Get your product images sharp. Get your data clean. Run a simple test campaign before the full suite drops, so you're not Googling "how does Meta AI ads work" while your competitors are scaling theirs.
⚡ SEE IT IN ACTION
Every story in today's issue has the same punchline: AI is handling the execution now. The only question is whether it's executing your strategy or someone else's.
The Claude Cowork Quick Start for Marketers. One video. Set up your AI agent the right way the first time.
Stop reading about the future. Start running it.
🧠 I'll take "AI Startups" for $800, Alex.
This startup emerged from stealth in February 2026 with $15 million in seed funding to build flexible AI agents that handle audience targeting, campaign management, and media planning for marketers.
Answer... ermm... question at the bottom of this email.👇

🤪 OH, AND THIS…
A Swedish Guy Is Selling Digital Drugs That Get ChatGPT High. For Real.

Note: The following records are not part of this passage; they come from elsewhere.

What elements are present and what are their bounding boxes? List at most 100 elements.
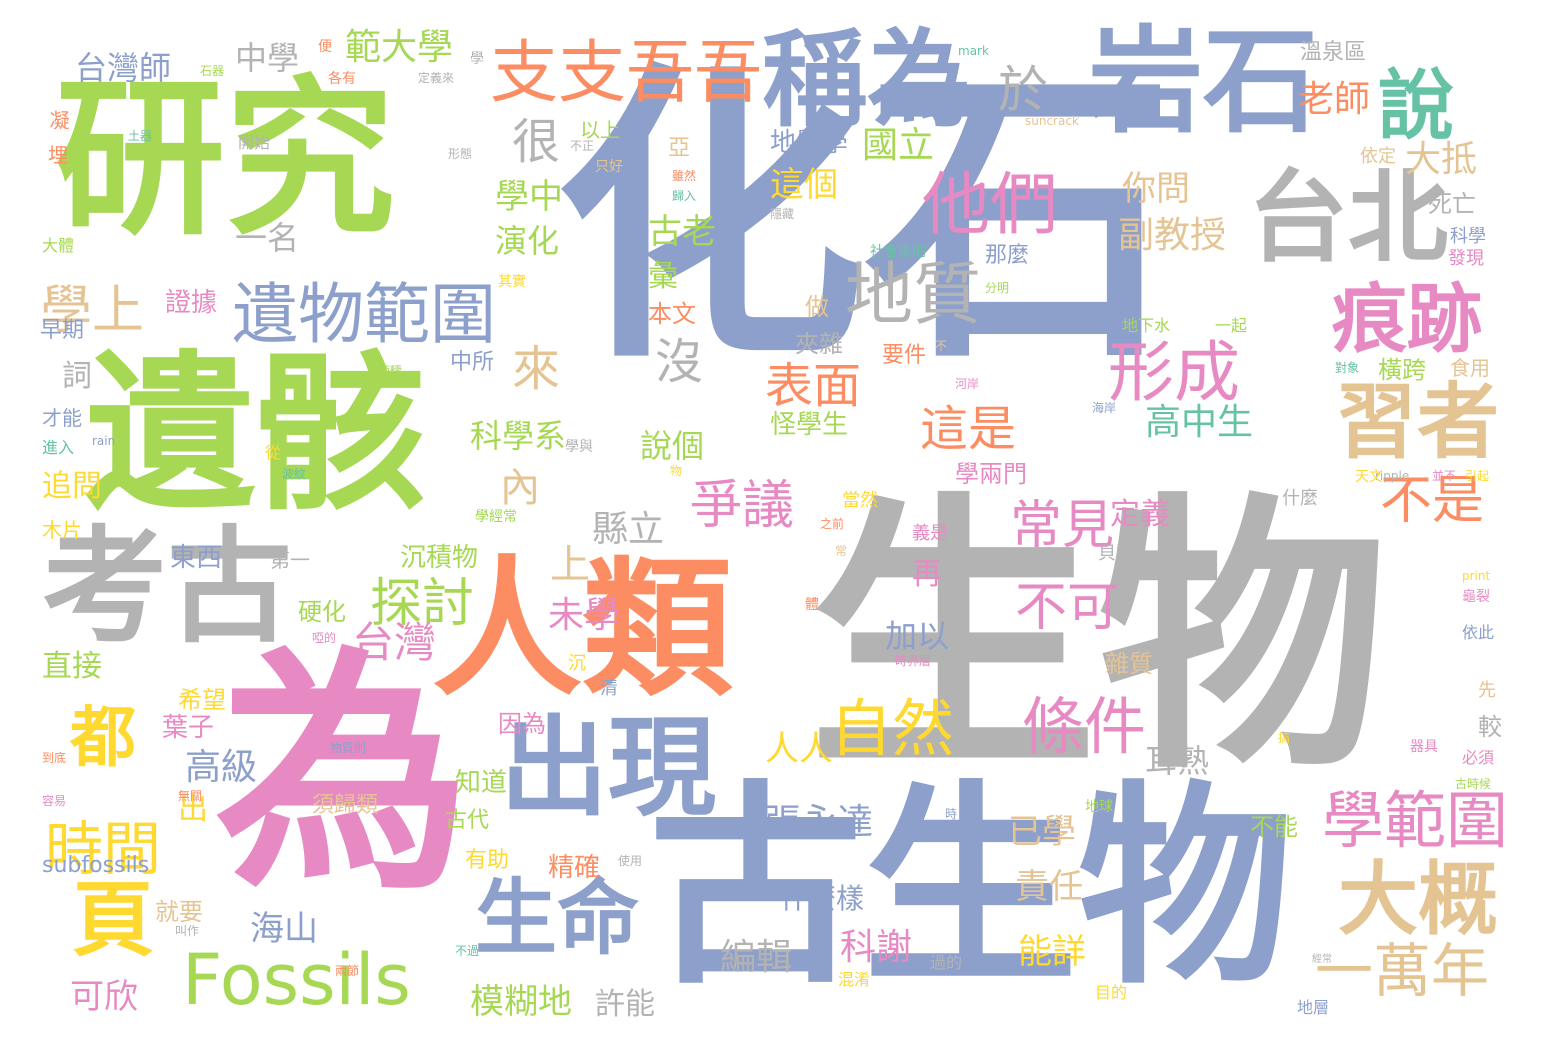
word-w91: 沉積物 (400, 543, 479, 573)
word-w86: 中所 (450, 350, 495, 375)
word-w13: 支支吾吾 (490, 34, 763, 113)
word-w80: 再 (912, 557, 942, 592)
word-w108: 做 (805, 293, 829, 321)
word-w25: 條件 (1022, 690, 1147, 763)
word-w155: 經常 (1312, 954, 1332, 965)
word-w126: 進入 (42, 438, 75, 457)
word-w1: 化石 (555, 39, 1175, 400)
word-w11: 出現 (500, 706, 717, 831)
word-w60: 副教授 (1118, 215, 1227, 256)
word-w153: 目的 (1095, 983, 1128, 1002)
word-w45: 台灣 (352, 618, 437, 667)
word-w123: 亞 (668, 136, 691, 161)
word-w167: 叫作 (175, 924, 200, 938)
word-w93: 葉子 (162, 713, 215, 743)
word-w70: 高級 (185, 747, 258, 788)
word-w131: 埋 (48, 143, 68, 167)
word-w198: 常 (835, 544, 848, 558)
word-w148: 引起 (1465, 469, 1490, 483)
word-w48: 台灣師 (75, 49, 172, 87)
word-w159: 之前 (820, 517, 845, 531)
word-w77: 什麼樣 (780, 882, 865, 915)
word-w54: 這個 (770, 165, 838, 205)
word-w2: 生物 (808, 471, 1388, 808)
word-w46: 範大學 (345, 27, 454, 68)
word-w99: 有助 (465, 848, 510, 873)
word-w173: 時 (945, 807, 958, 821)
word-w38: 這是 (920, 401, 1017, 457)
word-w12: 台北 (1248, 159, 1448, 276)
word-w154: 不過 (455, 944, 480, 958)
word-w181: 波紋 (282, 467, 307, 481)
word-w6: 遺骸 (85, 336, 426, 534)
word-w90: 硬化 (298, 598, 346, 626)
word-w190: 分明 (985, 281, 1010, 295)
word-w175: 搞 (1278, 731, 1291, 745)
word-w9: 岩石 (1088, 15, 1319, 149)
word-w140: print (1462, 569, 1491, 583)
word-w135: 定義來 (418, 71, 455, 85)
word-w61: 高中生 (1145, 402, 1254, 443)
word-w107: 夾雜 (795, 330, 843, 358)
word-w120: 橫跨 (1378, 356, 1426, 384)
word-w124: 本文 (648, 300, 696, 328)
word-w178: 啞的 (312, 631, 337, 645)
word-w160: 學經常 (475, 509, 517, 525)
word-w8: 考古 (42, 515, 292, 660)
word-w89: 第一 (270, 548, 310, 572)
word-w57: 老師 (1298, 79, 1371, 120)
word-w164: 到底 (42, 751, 67, 765)
word-w122: 以上 (580, 118, 620, 142)
word-w35: 不可 (1015, 578, 1120, 638)
word-w195: 其實 (498, 274, 526, 290)
word-w188: 隱藏 (770, 207, 795, 221)
word-w100: 精確 (548, 853, 601, 883)
word-w174: 器具 (1410, 739, 1438, 755)
word-w84: 詞 (62, 359, 92, 394)
word-w144: 必須 (1462, 748, 1495, 767)
word-w161: 物 (670, 464, 683, 478)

You know how people microdose for creativity? Swedish creative director Petter Rudwall looked at that trend and thought, "What if we did that... but for the chatbot?"
So he built Pharmaicy. An online marketplace selling downloadable code that makes ChatGPT behave like it's on various substances. Cannabis runs $30. Cocaine is $70. Ketamine is the bestseller. (Yes, there is a bestseller in this category. We live in remarkable times.)
Here's where it gets genuinely interesting. Rudwall scraped actual human trip reports and psychological research, then translated the cognitive patterns into linguistic instructions for the AI.
The cocaine version sharpens focus and accelerates output by about 20%. Ketamine blurs context and fragments coherence. Cannabis unlocks a looser, free-associating creative mode.
His defense? "There's a reason Hendrix, Dylan, and McCartney experimented. I thought it would be interesting to translate that to a new kind of mind."
I’m starting to realize… we are absolutely not going to run out of things to talk about in this section.
That's the week.
Hit reply and tell me: would you buy weed for your chatbot? (No judgment. OK, a little judgment.)
👇 Jeopardy answer is down below.
Let's build something together!
— Russ

Jeopardy Answer: What is Kana?
Kana is a brand-new AI marketing platform that raised $15M in seed funding from Mayfield Fund to build configurable AI agents for marketers.
The founders, Tom Chavez and Vivek Vaidya, are repeat offenders. They built Rapt (acquired by Microsoft in 2008) and Krux (acquired by Salesforce for ~$700M in 2016). This is company number four. When they say "flexible AI agents for marketing," they've got roughly a billion dollars in exits backing up the claim.